In the world of romance, the only thing better than a hot, underground MMA fighter is a hot, millionaire, underground MMA fighter and that’s exactly what we get in Max “Torment” Huntingdon, the hero in Sarah Castille‘s fabulous novel, Against the Ropes.
Yet the entire book is told from the heroine, Makayla’s perspective, one that begins with her trying to help her best friend at the underground warehouse which serves as the training center and an official fight location for this local, unsanctioned MMA ring. Despite Makayla strong physical reaction to witnessing violence, the EMT in her can’t help but reach out and help when people get hurt. That she is wrestling with some very traumatic issues from her childhood regarding violence, makes this reaction easy to understand and the reader instantly comprehends Makayla’s bravery in entering into a relationship with Max despite his personality which craves the show of strength he gets by doing MMA.
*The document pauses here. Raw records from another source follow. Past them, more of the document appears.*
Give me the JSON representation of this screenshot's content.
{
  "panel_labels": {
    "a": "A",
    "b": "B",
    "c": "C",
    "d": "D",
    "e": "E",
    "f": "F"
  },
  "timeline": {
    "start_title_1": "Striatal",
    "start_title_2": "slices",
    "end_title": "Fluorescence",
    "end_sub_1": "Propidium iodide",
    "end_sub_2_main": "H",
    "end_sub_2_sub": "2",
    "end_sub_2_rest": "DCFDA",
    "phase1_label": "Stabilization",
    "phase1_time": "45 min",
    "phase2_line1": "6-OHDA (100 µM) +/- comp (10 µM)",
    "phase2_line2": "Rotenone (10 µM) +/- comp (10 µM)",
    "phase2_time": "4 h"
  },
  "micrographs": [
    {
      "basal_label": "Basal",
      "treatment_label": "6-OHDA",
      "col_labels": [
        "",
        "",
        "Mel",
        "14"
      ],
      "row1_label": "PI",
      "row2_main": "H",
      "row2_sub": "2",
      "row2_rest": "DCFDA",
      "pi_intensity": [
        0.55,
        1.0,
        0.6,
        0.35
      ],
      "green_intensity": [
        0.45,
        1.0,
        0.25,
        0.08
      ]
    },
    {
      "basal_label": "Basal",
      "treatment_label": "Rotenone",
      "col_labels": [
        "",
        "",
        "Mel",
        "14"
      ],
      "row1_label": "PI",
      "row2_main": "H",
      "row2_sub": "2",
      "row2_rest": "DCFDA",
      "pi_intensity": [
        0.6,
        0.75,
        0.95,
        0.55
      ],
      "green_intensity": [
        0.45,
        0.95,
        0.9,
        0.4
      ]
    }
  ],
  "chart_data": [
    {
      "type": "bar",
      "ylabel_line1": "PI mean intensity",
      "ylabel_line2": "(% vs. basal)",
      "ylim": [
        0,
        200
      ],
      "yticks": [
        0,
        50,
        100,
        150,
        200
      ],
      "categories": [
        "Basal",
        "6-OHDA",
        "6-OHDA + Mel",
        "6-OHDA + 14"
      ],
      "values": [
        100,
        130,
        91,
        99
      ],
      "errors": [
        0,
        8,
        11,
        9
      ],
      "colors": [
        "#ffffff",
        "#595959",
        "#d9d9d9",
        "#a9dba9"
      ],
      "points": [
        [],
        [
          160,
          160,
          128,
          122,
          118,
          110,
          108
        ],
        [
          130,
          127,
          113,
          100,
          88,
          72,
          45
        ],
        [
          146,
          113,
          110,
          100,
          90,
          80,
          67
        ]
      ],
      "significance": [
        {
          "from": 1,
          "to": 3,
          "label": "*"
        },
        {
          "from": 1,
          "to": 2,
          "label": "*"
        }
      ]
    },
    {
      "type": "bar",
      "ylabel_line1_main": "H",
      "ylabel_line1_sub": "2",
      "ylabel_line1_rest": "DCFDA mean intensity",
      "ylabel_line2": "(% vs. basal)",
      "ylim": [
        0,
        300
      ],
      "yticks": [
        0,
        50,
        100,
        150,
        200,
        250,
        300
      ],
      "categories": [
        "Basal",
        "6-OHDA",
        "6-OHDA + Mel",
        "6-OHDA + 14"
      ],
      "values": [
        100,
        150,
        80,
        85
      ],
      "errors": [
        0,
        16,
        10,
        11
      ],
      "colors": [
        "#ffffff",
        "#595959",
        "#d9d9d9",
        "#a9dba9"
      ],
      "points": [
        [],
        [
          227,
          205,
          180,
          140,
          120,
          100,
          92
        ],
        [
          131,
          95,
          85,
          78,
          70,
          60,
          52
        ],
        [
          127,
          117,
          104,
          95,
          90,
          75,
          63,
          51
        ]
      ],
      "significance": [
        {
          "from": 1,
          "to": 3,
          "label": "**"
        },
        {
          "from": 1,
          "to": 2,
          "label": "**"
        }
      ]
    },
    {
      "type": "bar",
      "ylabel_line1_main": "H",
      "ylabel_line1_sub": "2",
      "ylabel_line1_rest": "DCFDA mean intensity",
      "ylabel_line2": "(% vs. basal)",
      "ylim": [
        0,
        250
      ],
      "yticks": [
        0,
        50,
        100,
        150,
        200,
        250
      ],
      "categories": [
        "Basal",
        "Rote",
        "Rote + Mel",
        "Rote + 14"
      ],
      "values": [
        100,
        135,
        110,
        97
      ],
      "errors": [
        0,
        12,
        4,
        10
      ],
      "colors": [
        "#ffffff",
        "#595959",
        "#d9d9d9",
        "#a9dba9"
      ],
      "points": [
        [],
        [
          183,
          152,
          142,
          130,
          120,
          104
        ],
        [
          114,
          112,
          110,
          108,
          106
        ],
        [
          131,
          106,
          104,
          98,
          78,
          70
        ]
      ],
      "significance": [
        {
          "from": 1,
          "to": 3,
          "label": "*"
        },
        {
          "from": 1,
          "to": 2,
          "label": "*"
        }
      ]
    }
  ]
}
Max is an irresistible yet flawed individual who you end up loving because of his flaws as much as due to his caring nature. He makes a lot of mistakes with Makayla (as she does with him) but you root for the two of them to make it work since they each give each other way more than they take. Love – true love – always creates more than the sum of two people, and this couple shows how that can become a reality. Castille’s sex scenes between Max and Makayla practically cause the pages to burst into flame and it’s not shocking she’s won numerous contests in the erotic romance category.
It’s tough to go too much into the plot with a typical summary since this book lives inside Makayla’s head. There is a distinct progression in their relationship and if you like possessive alpha males you will have noooooooo problem with Max, particularly when you discover why he might be a tad hypervigilant. Makayla is also dealing with insane student loan issues (and I confess to thinking this was the most unrealistic part of the novel – underground millionaire MMA fighter with venture capitalist firm, no problem, but harassing phone calls with threats to repossess your parent’s house for YOUR student loans, not freakin’ likely). She is however, surrounded by good friends and plenty of male interest, and in the middle of trying to figure out what she wants to do with her life (she was pre-med at the top of her class). Perhaps because of that element, and since Castille uses the first person to tell this story, I actually feel that there were a lot of factors which place this novel in the “new adult” category, if that’s an interest of yours.
Castille’s writing is outstanding in the sense that this is an insightful, deeply psychological novel that delves into the heroine’s head and sifts through some pretty deep stuff. Makayla doesn’t initially realize that she craves the dominance Max offers her (although her body understands pretty quickly). Yet her hot, steamy, highly erotic encounters with him often trigger flashbacks to the violence in her childhood. At first it’s unbelievably disturbing and I found myself, like Makayla, resisting the idea that she could be sexually turned on by something that would dredge up these memories. But by the end of the book it’s clear that this tension exists because Makayla’s brain is helping her reconcile her memories of violence done out of anger by an unhealthy person with the reality in front of her – namely that Max’s violence is controlled and strategic, born of a desire to protect the people important to him.
The MMA part of this was smart – fans of Kele Moon’s Battered Hearts series would find a lot to love here – and Castille writes every character with respect and depth, no mean feat! I hate the first person (it takes an amazing author like Charlotte Stein to get me to get past that hurdle) but I loved Against the Ropes don’t plan on fighting the purchase of any future Sarah Castille books which are going right into my “must read” list.